JC: The longer game is the bioeconomy itself. A CHEMARTS-style materials innovation hub in South Carolina, partnered with WU+DI and built around formal relationships with institutions like VTT and Aalto, would give us a place where forest economics, materials research, design, manufacturing, and entrepreneurship meet. 


Think nanocellulose, biocomposites, sustainable textiles, advanced packaging. Those are the kinds of higher-value markets where the next generation of forest-based companies will be built. Finland did not build this ecosystem in a year. But it started by connecting the right people, the right institutions, and the right facilities, and by giving them a shared place to work.

Aalto University, CHEMARTS lab
Aalto University, CHEMARTS lab, courtesy of Clemson University WU+DI

You've said the delegation's composition was as important as the destination. Why?

JC:
Because Finland’s edge is not a single institution or a single material. It is the coordination of many roles around one resource. WU+DI built the delegation around that same premise. Foresters, lumber producers, engineers, public officials, economic developers, biomaterials researchers, and designers were all in the same van for a week. That composition was not incidental. It is what implementation in South Carolina will require. If a state wants to learn from Finland’s forest-bioeconomy model, it cannot send only the architects or only the foresters. It has to bring the whole system into the conversation, and those people have to learn to speak each other’s language. We started that work in Helsinki.
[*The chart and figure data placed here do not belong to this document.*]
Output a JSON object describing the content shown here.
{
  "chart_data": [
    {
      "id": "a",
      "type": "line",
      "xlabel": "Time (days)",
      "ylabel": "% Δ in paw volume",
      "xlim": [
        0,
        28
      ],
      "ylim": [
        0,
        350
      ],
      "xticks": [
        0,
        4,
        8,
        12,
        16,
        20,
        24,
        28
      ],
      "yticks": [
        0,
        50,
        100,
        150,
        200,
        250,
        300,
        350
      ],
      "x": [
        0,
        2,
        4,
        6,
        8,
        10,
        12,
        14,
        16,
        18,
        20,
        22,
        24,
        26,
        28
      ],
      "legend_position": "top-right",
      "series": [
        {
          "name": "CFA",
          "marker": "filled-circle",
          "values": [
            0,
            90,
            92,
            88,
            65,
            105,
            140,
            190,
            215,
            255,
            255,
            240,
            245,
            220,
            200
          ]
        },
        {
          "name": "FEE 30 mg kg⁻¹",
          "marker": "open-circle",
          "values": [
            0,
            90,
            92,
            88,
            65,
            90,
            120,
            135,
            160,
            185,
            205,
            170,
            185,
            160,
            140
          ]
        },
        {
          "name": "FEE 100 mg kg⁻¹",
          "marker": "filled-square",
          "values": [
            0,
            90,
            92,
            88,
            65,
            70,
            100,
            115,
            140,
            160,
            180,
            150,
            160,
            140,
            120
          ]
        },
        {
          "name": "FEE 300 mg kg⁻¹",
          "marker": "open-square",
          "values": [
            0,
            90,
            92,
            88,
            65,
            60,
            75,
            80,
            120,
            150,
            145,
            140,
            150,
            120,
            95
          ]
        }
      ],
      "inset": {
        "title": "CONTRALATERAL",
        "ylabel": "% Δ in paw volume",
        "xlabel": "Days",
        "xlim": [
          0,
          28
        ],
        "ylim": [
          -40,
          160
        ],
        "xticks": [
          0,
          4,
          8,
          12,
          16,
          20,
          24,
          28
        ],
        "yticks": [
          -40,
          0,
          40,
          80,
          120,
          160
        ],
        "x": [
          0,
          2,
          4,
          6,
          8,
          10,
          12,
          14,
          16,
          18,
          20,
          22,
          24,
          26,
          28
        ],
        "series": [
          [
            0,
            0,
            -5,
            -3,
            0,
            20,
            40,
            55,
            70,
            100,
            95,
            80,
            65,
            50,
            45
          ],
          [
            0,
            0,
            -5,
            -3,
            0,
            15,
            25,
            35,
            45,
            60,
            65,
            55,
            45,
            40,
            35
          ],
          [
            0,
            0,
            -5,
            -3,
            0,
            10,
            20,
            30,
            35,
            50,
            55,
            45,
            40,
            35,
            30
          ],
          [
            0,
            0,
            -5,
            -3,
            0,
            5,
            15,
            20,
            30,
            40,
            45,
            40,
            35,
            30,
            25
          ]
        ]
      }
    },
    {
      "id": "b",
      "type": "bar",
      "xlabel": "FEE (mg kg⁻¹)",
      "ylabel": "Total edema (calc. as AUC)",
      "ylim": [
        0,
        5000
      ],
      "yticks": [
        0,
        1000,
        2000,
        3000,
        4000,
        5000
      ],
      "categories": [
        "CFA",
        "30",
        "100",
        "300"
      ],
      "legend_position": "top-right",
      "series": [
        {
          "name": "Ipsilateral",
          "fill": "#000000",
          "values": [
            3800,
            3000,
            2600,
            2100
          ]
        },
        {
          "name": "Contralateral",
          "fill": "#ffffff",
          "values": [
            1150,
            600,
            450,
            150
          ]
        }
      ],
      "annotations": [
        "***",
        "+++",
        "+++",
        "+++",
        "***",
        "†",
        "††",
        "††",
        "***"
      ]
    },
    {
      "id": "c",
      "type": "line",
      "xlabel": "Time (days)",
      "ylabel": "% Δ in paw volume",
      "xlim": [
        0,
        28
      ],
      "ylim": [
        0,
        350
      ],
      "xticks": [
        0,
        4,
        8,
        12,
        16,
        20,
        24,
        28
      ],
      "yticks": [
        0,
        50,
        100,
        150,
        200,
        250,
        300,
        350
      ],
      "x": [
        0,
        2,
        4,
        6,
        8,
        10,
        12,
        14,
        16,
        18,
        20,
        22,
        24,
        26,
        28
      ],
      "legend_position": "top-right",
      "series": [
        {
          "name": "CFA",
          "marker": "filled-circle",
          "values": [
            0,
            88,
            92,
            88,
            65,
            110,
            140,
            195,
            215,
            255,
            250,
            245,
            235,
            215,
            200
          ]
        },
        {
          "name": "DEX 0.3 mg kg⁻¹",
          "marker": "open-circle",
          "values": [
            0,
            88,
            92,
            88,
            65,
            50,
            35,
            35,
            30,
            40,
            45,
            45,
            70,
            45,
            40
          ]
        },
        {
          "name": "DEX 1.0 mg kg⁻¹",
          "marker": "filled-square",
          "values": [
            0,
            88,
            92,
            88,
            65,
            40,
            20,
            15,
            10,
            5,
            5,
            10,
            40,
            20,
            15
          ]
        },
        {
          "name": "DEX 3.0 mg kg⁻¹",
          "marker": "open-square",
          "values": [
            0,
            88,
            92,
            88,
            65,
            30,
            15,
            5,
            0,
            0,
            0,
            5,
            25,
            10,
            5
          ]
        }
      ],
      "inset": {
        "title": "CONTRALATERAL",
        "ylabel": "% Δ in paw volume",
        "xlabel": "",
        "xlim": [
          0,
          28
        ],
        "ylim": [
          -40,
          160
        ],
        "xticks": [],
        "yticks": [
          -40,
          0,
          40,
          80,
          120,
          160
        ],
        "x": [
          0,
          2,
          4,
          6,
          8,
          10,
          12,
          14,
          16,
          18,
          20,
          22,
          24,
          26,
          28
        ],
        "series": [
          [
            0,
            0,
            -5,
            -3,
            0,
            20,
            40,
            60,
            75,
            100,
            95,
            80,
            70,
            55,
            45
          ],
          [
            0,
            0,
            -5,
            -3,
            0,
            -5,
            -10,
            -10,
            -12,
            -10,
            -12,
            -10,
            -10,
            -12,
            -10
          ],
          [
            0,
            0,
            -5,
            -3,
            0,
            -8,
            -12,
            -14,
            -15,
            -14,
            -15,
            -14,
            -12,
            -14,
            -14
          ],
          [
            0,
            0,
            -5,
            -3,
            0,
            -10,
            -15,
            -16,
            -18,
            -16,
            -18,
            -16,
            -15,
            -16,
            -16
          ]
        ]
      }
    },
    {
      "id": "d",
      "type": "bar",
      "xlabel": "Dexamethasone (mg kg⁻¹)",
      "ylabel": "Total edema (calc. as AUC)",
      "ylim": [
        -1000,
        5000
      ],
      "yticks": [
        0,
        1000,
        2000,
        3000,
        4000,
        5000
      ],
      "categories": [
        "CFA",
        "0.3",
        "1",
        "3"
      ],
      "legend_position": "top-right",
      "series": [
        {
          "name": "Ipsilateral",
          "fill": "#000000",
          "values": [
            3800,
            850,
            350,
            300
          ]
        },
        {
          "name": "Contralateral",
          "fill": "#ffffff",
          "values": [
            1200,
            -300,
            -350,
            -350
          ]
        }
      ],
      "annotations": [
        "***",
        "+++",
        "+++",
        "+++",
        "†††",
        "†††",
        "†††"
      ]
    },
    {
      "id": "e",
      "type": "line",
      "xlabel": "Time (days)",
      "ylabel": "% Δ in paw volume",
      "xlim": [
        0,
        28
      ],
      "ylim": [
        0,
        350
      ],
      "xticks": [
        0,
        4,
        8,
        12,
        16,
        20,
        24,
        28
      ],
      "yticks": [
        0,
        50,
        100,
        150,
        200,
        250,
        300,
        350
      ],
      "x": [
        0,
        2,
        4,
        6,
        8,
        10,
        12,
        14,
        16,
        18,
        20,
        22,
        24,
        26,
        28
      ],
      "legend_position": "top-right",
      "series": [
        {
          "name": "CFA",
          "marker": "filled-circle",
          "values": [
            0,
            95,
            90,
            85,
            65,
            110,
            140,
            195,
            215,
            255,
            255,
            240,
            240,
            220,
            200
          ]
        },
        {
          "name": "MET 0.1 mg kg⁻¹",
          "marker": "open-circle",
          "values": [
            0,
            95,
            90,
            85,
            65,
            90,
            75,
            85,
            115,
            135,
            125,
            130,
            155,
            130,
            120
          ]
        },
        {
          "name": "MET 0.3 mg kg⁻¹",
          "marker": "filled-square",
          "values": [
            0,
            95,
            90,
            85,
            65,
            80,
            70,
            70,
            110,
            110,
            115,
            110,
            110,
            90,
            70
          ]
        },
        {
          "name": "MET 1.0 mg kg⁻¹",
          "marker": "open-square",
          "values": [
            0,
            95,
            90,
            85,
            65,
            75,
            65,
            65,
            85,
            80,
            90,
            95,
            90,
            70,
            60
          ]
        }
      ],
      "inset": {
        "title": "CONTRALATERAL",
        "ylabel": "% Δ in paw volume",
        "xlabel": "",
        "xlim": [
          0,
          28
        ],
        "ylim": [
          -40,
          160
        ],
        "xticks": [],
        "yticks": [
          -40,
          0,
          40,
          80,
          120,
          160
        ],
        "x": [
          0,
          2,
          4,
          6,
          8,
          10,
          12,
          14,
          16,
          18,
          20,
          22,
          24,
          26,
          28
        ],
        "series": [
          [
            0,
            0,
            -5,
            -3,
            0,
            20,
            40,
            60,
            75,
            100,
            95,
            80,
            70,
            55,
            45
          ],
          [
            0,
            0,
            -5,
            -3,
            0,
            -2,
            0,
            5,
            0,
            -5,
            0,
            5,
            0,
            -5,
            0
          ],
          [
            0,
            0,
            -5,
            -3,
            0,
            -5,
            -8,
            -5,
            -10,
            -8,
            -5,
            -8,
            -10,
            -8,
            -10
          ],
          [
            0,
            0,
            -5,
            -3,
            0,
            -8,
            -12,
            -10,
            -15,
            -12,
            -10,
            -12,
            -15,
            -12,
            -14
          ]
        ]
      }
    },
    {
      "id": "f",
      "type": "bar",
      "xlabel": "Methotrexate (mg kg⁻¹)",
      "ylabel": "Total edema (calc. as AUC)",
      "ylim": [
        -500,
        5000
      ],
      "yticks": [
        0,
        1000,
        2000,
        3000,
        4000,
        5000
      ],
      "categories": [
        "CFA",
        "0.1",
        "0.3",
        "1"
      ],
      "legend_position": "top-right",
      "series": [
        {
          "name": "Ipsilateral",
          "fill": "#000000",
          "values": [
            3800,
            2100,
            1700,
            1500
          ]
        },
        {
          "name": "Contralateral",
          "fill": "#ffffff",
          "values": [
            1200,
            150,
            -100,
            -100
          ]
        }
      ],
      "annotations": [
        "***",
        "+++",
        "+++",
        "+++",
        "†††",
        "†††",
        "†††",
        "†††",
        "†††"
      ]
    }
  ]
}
A final question. What stays with you from this trip?

JC:
The reminder that buildings are part of a much longer chain. A material specification travels backward through the supply chain, to a mill deciding whether to invest, to a logger deciding what can be harvested profitably, and ultimately to a landowner deciding whether a stand of pines is worth keeping in forest cover or selling for development. Finland’s architects, researchers, public officials, manufacturers, and forest owners appear to be working from a shared map, and that map covers far more than what gets built. 


The market is shifting. The strategy is sitting in plain sight. Use mass timber to build demand and public confidence now and use biomaterials to move the whole forest economy toward higher value over time. It is ambitious, but it is entirely within reach.